The Corner

Immigration

End the Asylum Regime

Migrants wait on the banks of the Rio Grande in an attempt to seek asylum into the United States, seen from Piedras Negras, Mexico, September 30, 2023. (Daniel Becerril/Reuters)

The State Department this week placed visa restrictions on charter-flight companies that have been flying people from Haiti to Nicaragua to get them started on their journey to illegally cross the U.S. border. (Nicaragua doesn’t require them to get visas.) This comes after Haiti banned such flights, but Haitians are still taking them from neighboring countries.

This is an attempt by the leftist Ortega government in Nicaragua to weaponize migration, accelerating the flow of illegal aliens to the U.S. as blackmail leverage to try to get us to loosen sanctions.

Even though the immediate cause of the border crisis is the Biden administration’s abandonment of Trump policies, the ultimate cause is the post–World War II refugee/asylum regime itself. Asylum law has become a threat not just to the U.S. but to all developed countries whose prosperity and orderliness are magnets to migrants from the third world, who often use bogus claims of persecution as a gambit to gain access.

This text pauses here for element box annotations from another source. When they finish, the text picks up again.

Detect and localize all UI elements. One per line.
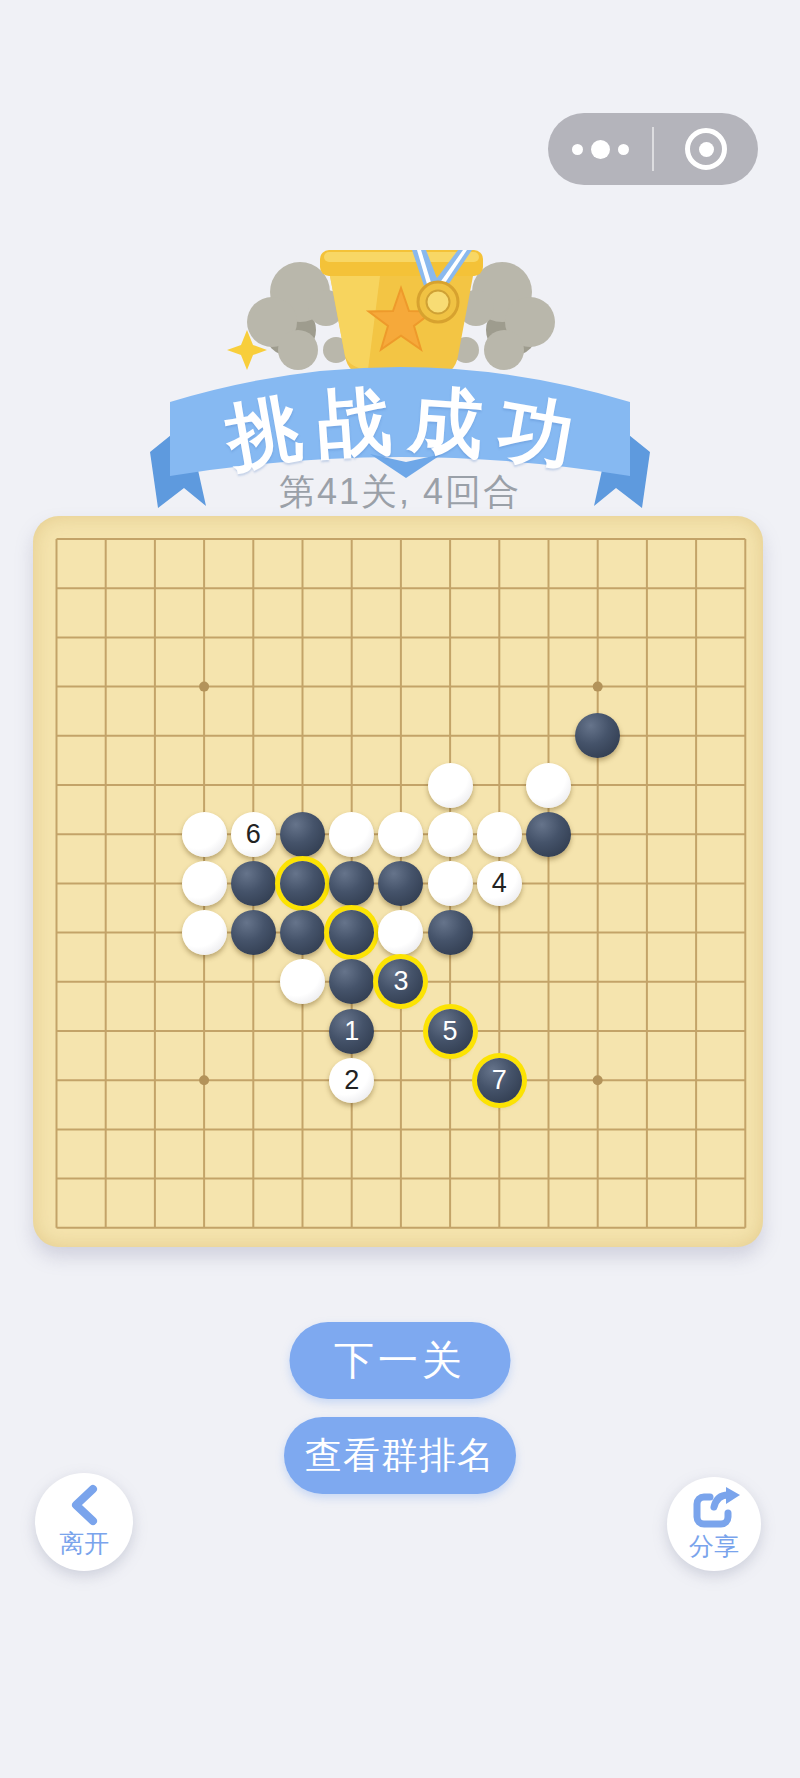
stone-white bbox=[378, 812, 423, 857]
share-icon bbox=[688, 1485, 740, 1529]
star-point bbox=[199, 682, 209, 692]
stone-white: 2 bbox=[329, 1058, 374, 1103]
exit-button[interactable] bbox=[654, 113, 758, 185]
leave-button[interactable]: 离开 bbox=[35, 1473, 133, 1571]
stone-black bbox=[329, 910, 374, 955]
stone-white: 4 bbox=[477, 861, 522, 906]
share-button[interactable]: 分享 bbox=[667, 1477, 761, 1571]
stone-white bbox=[329, 812, 374, 857]
stone-black: 5 bbox=[428, 1009, 473, 1054]
star-point bbox=[593, 1075, 603, 1085]
stone-black: 7 bbox=[477, 1058, 522, 1103]
move-number: 6 bbox=[246, 821, 261, 848]
back-chevron-icon bbox=[69, 1484, 99, 1526]
trophy-banner-graphic bbox=[140, 210, 660, 510]
stone-black bbox=[280, 910, 325, 955]
ellipsis-icon bbox=[572, 140, 629, 159]
result-subtitle: 第41关, 4回合 bbox=[0, 468, 800, 517]
stone-white bbox=[428, 812, 473, 857]
stone-white: 6 bbox=[231, 812, 276, 857]
move-number: 5 bbox=[443, 1018, 458, 1045]
star-point bbox=[593, 682, 603, 692]
star-point bbox=[199, 1075, 209, 1085]
stone-black bbox=[526, 812, 571, 857]
gomoku-board[interactable]: 6431527 bbox=[33, 516, 763, 1247]
stone-black bbox=[428, 910, 473, 955]
leave-label: 离开 bbox=[59, 1527, 109, 1560]
stone-white bbox=[182, 861, 227, 906]
stone-white bbox=[428, 861, 473, 906]
wechat-capsule bbox=[548, 113, 758, 185]
mini-program-screen: 挑战成功 第41关, 4回合 6431527 下一关 查看群排名 离开 分享 bbox=[0, 0, 800, 1778]
share-label: 分享 bbox=[689, 1530, 739, 1563]
stone-black bbox=[378, 861, 423, 906]
stone-white bbox=[182, 910, 227, 955]
stone-white bbox=[428, 763, 473, 808]
stone-white bbox=[526, 763, 571, 808]
stone-white bbox=[477, 812, 522, 857]
move-number: 4 bbox=[492, 870, 507, 897]
stone-black bbox=[231, 910, 276, 955]
next-level-button[interactable]: 下一关 bbox=[290, 1322, 511, 1399]
record-icon bbox=[685, 128, 727, 170]
group-ranking-button[interactable]: 查看群排名 bbox=[284, 1417, 516, 1494]
stone-black bbox=[329, 861, 374, 906]
move-number: 7 bbox=[492, 1067, 507, 1094]
stone-black bbox=[280, 861, 325, 906]
stone-white bbox=[182, 812, 227, 857]
move-number: 3 bbox=[393, 968, 408, 995]
stone-white bbox=[280, 959, 325, 1004]
stone-black bbox=[280, 812, 325, 857]
more-button[interactable] bbox=[548, 113, 652, 185]
stone-black: 1 bbox=[329, 1009, 374, 1054]
stone-black bbox=[231, 861, 276, 906]
move-number: 1 bbox=[344, 1018, 359, 1045]
move-number: 2 bbox=[344, 1067, 359, 1094]
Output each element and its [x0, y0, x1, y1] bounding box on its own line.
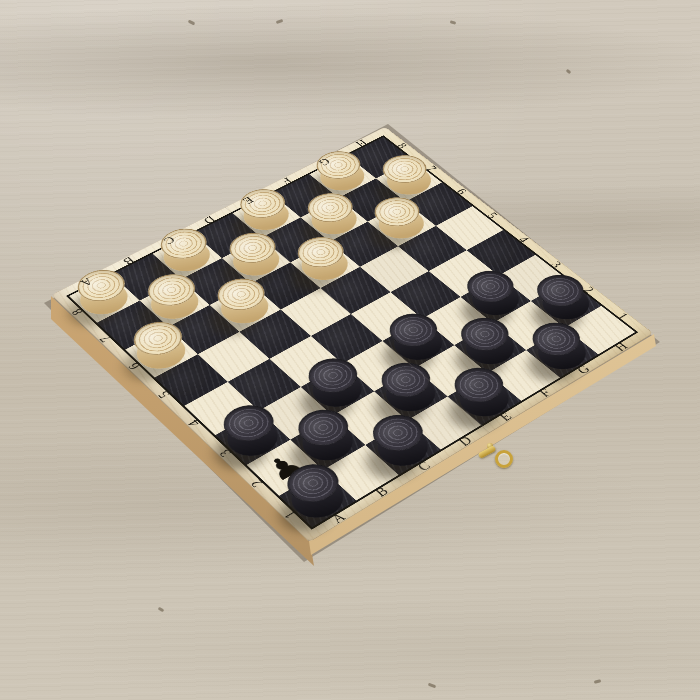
clasp-ring — [495, 450, 513, 468]
clasp-hasp — [478, 445, 497, 459]
scene: ♟ ABCDEFGHABCDEFGH8765432187654321 — [0, 0, 700, 700]
clasp[interactable] — [477, 436, 519, 472]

Last week, the Supreme Court of the United Kingdom rejected the government’s plan to send illegal-alien “asylum-seekers” arriving by boat across the English Channel to Rwanda to apply for asylum there. This is different from the Trump administration’s Remain in Mexico program, which still permitted border-jumpers to apply for U.S. asylum but required them to await their hearing dates on the Mexican side of the border so that they wouldn’t disappear into the U.S.

The U.K. plan builds on programs or proposals in Australia, Israel, and Denmark and would altogether prohibit certain illegals from applying for asylum in the U.K. But rather than deport them to their home countries, where they claim to fear persecution, it would send them to another country where they can seek asylum — after all, if they truly fear persecution, wouldn’t safety in Rwanda be preferable?

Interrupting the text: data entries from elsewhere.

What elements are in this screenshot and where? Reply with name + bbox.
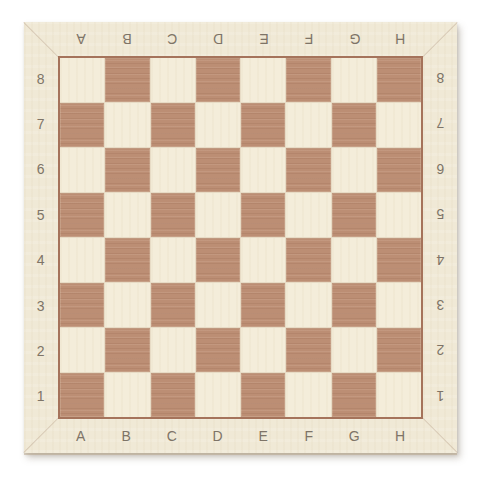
square-f5[interactable] <box>286 193 330 237</box>
square-c2[interactable] <box>151 328 195 372</box>
square-b1[interactable] <box>105 373 149 417</box>
rank-label: 2 <box>24 328 58 373</box>
square-h7[interactable] <box>377 103 421 147</box>
square-f2[interactable] <box>286 328 330 372</box>
rank-label: 8 <box>423 56 457 101</box>
square-c4[interactable] <box>151 238 195 282</box>
square-e7[interactable] <box>241 103 285 147</box>
file-label: B <box>104 419 150 453</box>
square-f4[interactable] <box>286 238 330 282</box>
square-e2[interactable] <box>241 328 285 372</box>
square-g3[interactable] <box>332 283 376 327</box>
square-e5[interactable] <box>241 193 285 237</box>
square-c6[interactable] <box>151 148 195 192</box>
square-b2[interactable] <box>105 328 149 372</box>
file-label: F <box>286 22 332 56</box>
square-g1[interactable] <box>332 373 376 417</box>
square-a5[interactable] <box>60 193 104 237</box>
square-g6[interactable] <box>332 148 376 192</box>
rank-label: 5 <box>423 192 457 237</box>
square-h1[interactable] <box>377 373 421 417</box>
chess-board: ABCDEFGH ABCDEFGH 87654321 87654321 <box>24 22 457 453</box>
square-a8[interactable] <box>60 58 104 102</box>
file-label: H <box>377 22 423 56</box>
file-label: D <box>195 22 241 56</box>
right-rank-labels: 87654321 <box>423 56 457 419</box>
rank-label: 1 <box>423 374 457 419</box>
miter-joint-bottom-right <box>422 418 457 453</box>
rank-label: 4 <box>423 238 457 283</box>
left-rank-labels: 87654321 <box>24 56 58 419</box>
bottom-file-labels: ABCDEFGH <box>58 419 423 453</box>
miter-joint-top-right <box>422 22 457 57</box>
square-e3[interactable] <box>241 283 285 327</box>
square-c5[interactable] <box>151 193 195 237</box>
square-h2[interactable] <box>377 328 421 372</box>
rank-label: 6 <box>24 147 58 192</box>
rank-label: 8 <box>24 56 58 101</box>
square-d7[interactable] <box>196 103 240 147</box>
play-area <box>58 56 423 419</box>
square-a3[interactable] <box>60 283 104 327</box>
file-label: E <box>241 22 287 56</box>
file-label: B <box>104 22 150 56</box>
rank-label: 3 <box>423 283 457 328</box>
square-d6[interactable] <box>196 148 240 192</box>
file-label: G <box>332 419 378 453</box>
square-e6[interactable] <box>241 148 285 192</box>
rank-label: 4 <box>24 238 58 283</box>
square-d2[interactable] <box>196 328 240 372</box>
rank-label: 2 <box>423 328 457 373</box>
product-photo: ABCDEFGH ABCDEFGH 87654321 87654321 <box>0 0 480 480</box>
square-a1[interactable] <box>60 373 104 417</box>
square-h6[interactable] <box>377 148 421 192</box>
square-g8[interactable] <box>332 58 376 102</box>
file-label: F <box>286 419 332 453</box>
rank-label: 1 <box>24 374 58 419</box>
rank-label: 7 <box>423 101 457 146</box>
square-a7[interactable] <box>60 103 104 147</box>
square-g7[interactable] <box>332 103 376 147</box>
square-f1[interactable] <box>286 373 330 417</box>
miter-joint-bottom-left <box>23 418 58 453</box>
square-c7[interactable] <box>151 103 195 147</box>
rank-label: 3 <box>24 283 58 328</box>
square-h4[interactable] <box>377 238 421 282</box>
square-h5[interactable] <box>377 193 421 237</box>
square-c1[interactable] <box>151 373 195 417</box>
square-d5[interactable] <box>196 193 240 237</box>
square-b7[interactable] <box>105 103 149 147</box>
rank-label: 7 <box>24 101 58 146</box>
square-h8[interactable] <box>377 58 421 102</box>
square-b8[interactable] <box>105 58 149 102</box>
square-g2[interactable] <box>332 328 376 372</box>
square-g5[interactable] <box>332 193 376 237</box>
square-e8[interactable] <box>241 58 285 102</box>
file-label: A <box>58 419 104 453</box>
square-f6[interactable] <box>286 148 330 192</box>
square-b3[interactable] <box>105 283 149 327</box>
square-g4[interactable] <box>332 238 376 282</box>
rank-label: 5 <box>24 192 58 237</box>
square-e4[interactable] <box>241 238 285 282</box>
square-b6[interactable] <box>105 148 149 192</box>
square-c3[interactable] <box>151 283 195 327</box>
square-e1[interactable] <box>241 373 285 417</box>
square-d3[interactable] <box>196 283 240 327</box>
file-label: E <box>241 419 287 453</box>
square-b5[interactable] <box>105 193 149 237</box>
file-label: C <box>149 419 195 453</box>
square-d1[interactable] <box>196 373 240 417</box>
top-file-labels: ABCDEFGH <box>58 22 423 56</box>
square-a2[interactable] <box>60 328 104 372</box>
square-b4[interactable] <box>105 238 149 282</box>
file-label: D <box>195 419 241 453</box>
square-f8[interactable] <box>286 58 330 102</box>
square-d8[interactable] <box>196 58 240 102</box>
file-label: A <box>58 22 104 56</box>
square-c8[interactable] <box>151 58 195 102</box>
square-f7[interactable] <box>286 103 330 147</box>
miter-joint-top-left <box>23 22 58 57</box>
file-label: H <box>377 419 423 453</box>
square-a6[interactable] <box>60 148 104 192</box>
file-label: C <box>149 22 195 56</box>
rank-label: 6 <box>423 147 457 192</box>
square-d4[interactable] <box>196 238 240 282</box>
file-label: G <box>332 22 378 56</box>
square-f3[interactable] <box>286 283 330 327</box>
square-a4[interactable] <box>60 238 104 282</box>
square-h3[interactable] <box>377 283 421 327</box>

British prime minister Rishi Sunak has said that he’s going to force through the plan anyway, though many members of his own party are opposed.

However that works out in the U.K., it’s becoming increasingly clear that the asylum system established in 1951 by the U.N. Convention Relating to the Status of Refugees is a threat to the sovereignty, even the existence, of nations that abide by it. In the first few decades after WWII, asylum was a trivial issue, applying only to a handful of people who had managed to escape the Soviet empire. But with the collapse of the USSR, massive population growth in the third world (most of whose people could make some kind of plausible claim to asylum), and advances in transportation and communication, it has become imperative to revisit asylum policy.

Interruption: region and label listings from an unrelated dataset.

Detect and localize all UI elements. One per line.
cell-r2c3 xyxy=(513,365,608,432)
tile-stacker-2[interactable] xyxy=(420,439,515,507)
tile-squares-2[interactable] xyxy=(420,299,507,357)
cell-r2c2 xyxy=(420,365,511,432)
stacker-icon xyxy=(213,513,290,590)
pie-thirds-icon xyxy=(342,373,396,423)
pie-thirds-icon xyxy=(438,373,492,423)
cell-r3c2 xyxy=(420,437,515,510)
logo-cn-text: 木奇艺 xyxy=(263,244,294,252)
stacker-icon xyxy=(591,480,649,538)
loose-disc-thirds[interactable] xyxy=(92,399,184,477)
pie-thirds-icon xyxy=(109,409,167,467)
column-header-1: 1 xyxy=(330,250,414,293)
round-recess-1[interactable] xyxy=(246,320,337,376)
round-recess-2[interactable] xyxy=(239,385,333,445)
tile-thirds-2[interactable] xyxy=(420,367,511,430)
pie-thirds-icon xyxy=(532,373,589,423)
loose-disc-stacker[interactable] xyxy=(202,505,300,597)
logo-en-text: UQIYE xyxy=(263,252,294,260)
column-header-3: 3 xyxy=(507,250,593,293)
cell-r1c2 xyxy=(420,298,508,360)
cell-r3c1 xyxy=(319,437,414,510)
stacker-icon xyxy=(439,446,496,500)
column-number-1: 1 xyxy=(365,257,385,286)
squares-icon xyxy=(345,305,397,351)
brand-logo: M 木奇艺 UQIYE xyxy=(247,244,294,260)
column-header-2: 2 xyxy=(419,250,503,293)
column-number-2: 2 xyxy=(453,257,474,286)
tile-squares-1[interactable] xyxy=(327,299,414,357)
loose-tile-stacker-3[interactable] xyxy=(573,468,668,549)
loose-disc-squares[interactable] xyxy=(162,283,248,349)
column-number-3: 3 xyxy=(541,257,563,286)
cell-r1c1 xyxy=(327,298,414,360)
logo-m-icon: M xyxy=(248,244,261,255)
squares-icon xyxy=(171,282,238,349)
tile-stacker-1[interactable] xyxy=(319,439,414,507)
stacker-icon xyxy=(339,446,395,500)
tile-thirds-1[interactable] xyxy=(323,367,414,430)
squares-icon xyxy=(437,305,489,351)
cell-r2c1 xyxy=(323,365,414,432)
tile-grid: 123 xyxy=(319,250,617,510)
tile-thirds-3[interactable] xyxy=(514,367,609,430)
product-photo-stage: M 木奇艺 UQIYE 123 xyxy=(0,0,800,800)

As the president of Finland recently put it, “Deportation of migrants who don’t meet the criteria for asylum has become impossible, so entering the border means you stay in that country if you want to.” This is why Trump’s Remain in Mexico plan and its safe-third-country agreements with Central American countries, the U.K.’s “remain in Rwanda” plan (my name for it), and Italy’s plan to build detention centers in Albania are all half measures, patches that are useful but don’t get at the underlying problem.

It is long past time to withdraw from the U.N. refugee treaty and prohibit illegal aliens, as a matter of policy, from applying for asylum. In short, asylum delenda est. Any attempts to tighten the current judicialized asylum system will always be vulnerable to lawyers and judges intent on debating how many refugees can dance on the head of a pin, resulting in the kind of huge backlogs we see in our asylum system today, which allow “asylum-seekers” years to live and work (and have children) here. Even a restriction such as the current requirement in U.S. law that asylum applicants be detained during the entire course of their proceedings is vulnerable to an administration, like the current one, that simply disregards it and releases illegal aliens by the millions.

But deleting asylum from the U.S. Code will still leave some illegal aliens from countries to which we don’t want to repatriate them or that simply refuse to take their citizens back. That’s why something like the “remain in Rwanda” approach (or maybe “remain in Paraguay” or “remain in Mongolia”) will always be needed. With enough carrots and sticks, we would always be able to find countries that agree to take illegal aliens claiming to be fleeing persecution — a number that would be much smaller than the ones we’re now seeing on our southern border and on Europe’s borders, because a bogus asylum claim would no longer be an entry ticket to the developed world.